Actuellement, le barrage de Spitallamm n’est pas aussi paisible qu’il y paraît sur notre couverture. Un nouveau barrage-voûte, plus fin, est érigé devant l’ancien. Une fois qu’il sera achevé, probablement dans trois ans, l’ancien sera submergé, et c’est le nouvel ouvrage qui retiendra alors la colossale pression du lac. Et le lac de Grimsel restera ainsi un pilier fiable de la production d’électricité pendant encore plusieurs décennies.Il est vrai qu’aujourd’hui, en Suisse, les grands projets d’ouvrages hydrauliques sont rarement aussi peu contestés que celui-ci. Lorsque de nouveaux barrages naissent sur les planches à dessin ou qu’on envisage d’exploiter d’autres rivières sauvages pour produire de l’électricité, il faut s’attendre à la vigoureuse opposition des protecteurs de la nature et du paysage. L’exploitation de la force hydraulique n’est plus aussi bien vue qu’autrefois

Le barrage de Spitallamm, au lac du Grimsel dans l’Oberland bernois, a plus de 90 ans. Photo : 13 Photo AG, Claudio Bader

Contrairement à ce qu’il se passait pendant les années pionnières, on se focalise aussi sur le revers de la médaille: construire des barrages, c’est attenter à la nature, noyer des paysages, priver des rivières d’eau et modifier les conditions hydrologiques. Notre rubrique «En profondeur» montre que c’est pour cela que l’on met des limites à l’extension de l’énergie hydraulique en Suisse.

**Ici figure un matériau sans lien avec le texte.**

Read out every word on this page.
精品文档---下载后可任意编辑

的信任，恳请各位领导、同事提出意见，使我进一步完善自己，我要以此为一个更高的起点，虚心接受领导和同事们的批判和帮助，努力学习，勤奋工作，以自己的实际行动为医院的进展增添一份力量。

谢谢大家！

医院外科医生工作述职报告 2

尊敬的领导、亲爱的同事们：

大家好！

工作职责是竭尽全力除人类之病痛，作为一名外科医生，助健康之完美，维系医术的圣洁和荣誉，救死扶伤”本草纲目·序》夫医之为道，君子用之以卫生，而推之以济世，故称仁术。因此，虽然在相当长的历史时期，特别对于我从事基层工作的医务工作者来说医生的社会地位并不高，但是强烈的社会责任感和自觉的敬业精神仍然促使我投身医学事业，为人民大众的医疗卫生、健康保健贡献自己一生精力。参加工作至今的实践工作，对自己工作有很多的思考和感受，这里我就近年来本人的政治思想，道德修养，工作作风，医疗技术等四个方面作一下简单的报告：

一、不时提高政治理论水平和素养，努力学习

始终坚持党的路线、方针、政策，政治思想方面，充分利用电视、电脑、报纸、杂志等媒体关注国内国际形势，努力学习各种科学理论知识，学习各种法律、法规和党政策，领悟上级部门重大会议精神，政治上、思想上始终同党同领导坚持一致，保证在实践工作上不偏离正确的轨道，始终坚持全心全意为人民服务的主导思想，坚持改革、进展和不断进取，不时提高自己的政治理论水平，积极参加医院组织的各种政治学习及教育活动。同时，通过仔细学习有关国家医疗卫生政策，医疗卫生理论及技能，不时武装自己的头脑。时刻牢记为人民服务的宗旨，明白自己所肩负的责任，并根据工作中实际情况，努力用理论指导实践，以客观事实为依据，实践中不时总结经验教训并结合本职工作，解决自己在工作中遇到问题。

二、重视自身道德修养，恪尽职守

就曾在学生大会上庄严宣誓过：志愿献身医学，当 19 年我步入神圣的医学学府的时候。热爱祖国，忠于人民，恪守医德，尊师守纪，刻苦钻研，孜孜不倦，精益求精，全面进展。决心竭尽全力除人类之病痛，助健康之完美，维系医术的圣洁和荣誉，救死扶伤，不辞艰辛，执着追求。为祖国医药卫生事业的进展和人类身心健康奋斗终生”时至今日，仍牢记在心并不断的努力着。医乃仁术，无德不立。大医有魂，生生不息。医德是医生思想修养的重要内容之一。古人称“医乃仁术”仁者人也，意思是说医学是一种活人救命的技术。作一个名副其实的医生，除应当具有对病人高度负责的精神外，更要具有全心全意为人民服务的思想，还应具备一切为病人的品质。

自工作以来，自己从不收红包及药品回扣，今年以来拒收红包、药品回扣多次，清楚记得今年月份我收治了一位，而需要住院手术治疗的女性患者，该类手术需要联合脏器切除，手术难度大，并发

Ce n’est pas sans importance, car le pays veut davantage miser sur l’énergie renouvelable et sans CO2 – l’eau, le vent et le soleil. Or, cette transition ne se fait pas sans heurts. Alors que la Suisse possède un vaste savoir-faire dans la construction de grandes centrales de tous types, le développement de l’exploitation décentralisée et à petite échelle de l’énergie solaire, par exemple, est lent. Dans ce secteur, l’écart entre le savoir et le faire est immense. Ainsi, de nombreuses communes suisses ont soigneusement calculé combien le soleil projetait d’énergie sur les toits existants. C’est souvent plus que ce dont ces communes ont besoin. Malgré cela, elles aussi ont le droit d’ériger de nouveaux bâtiments sans installer de panneaux solaires sur les toits. Ce type d’exemple permet de mieux comprendre pourquoi l’enthousiasme face aux nouveaux projets de barrages a nettement tiédi en Suisse.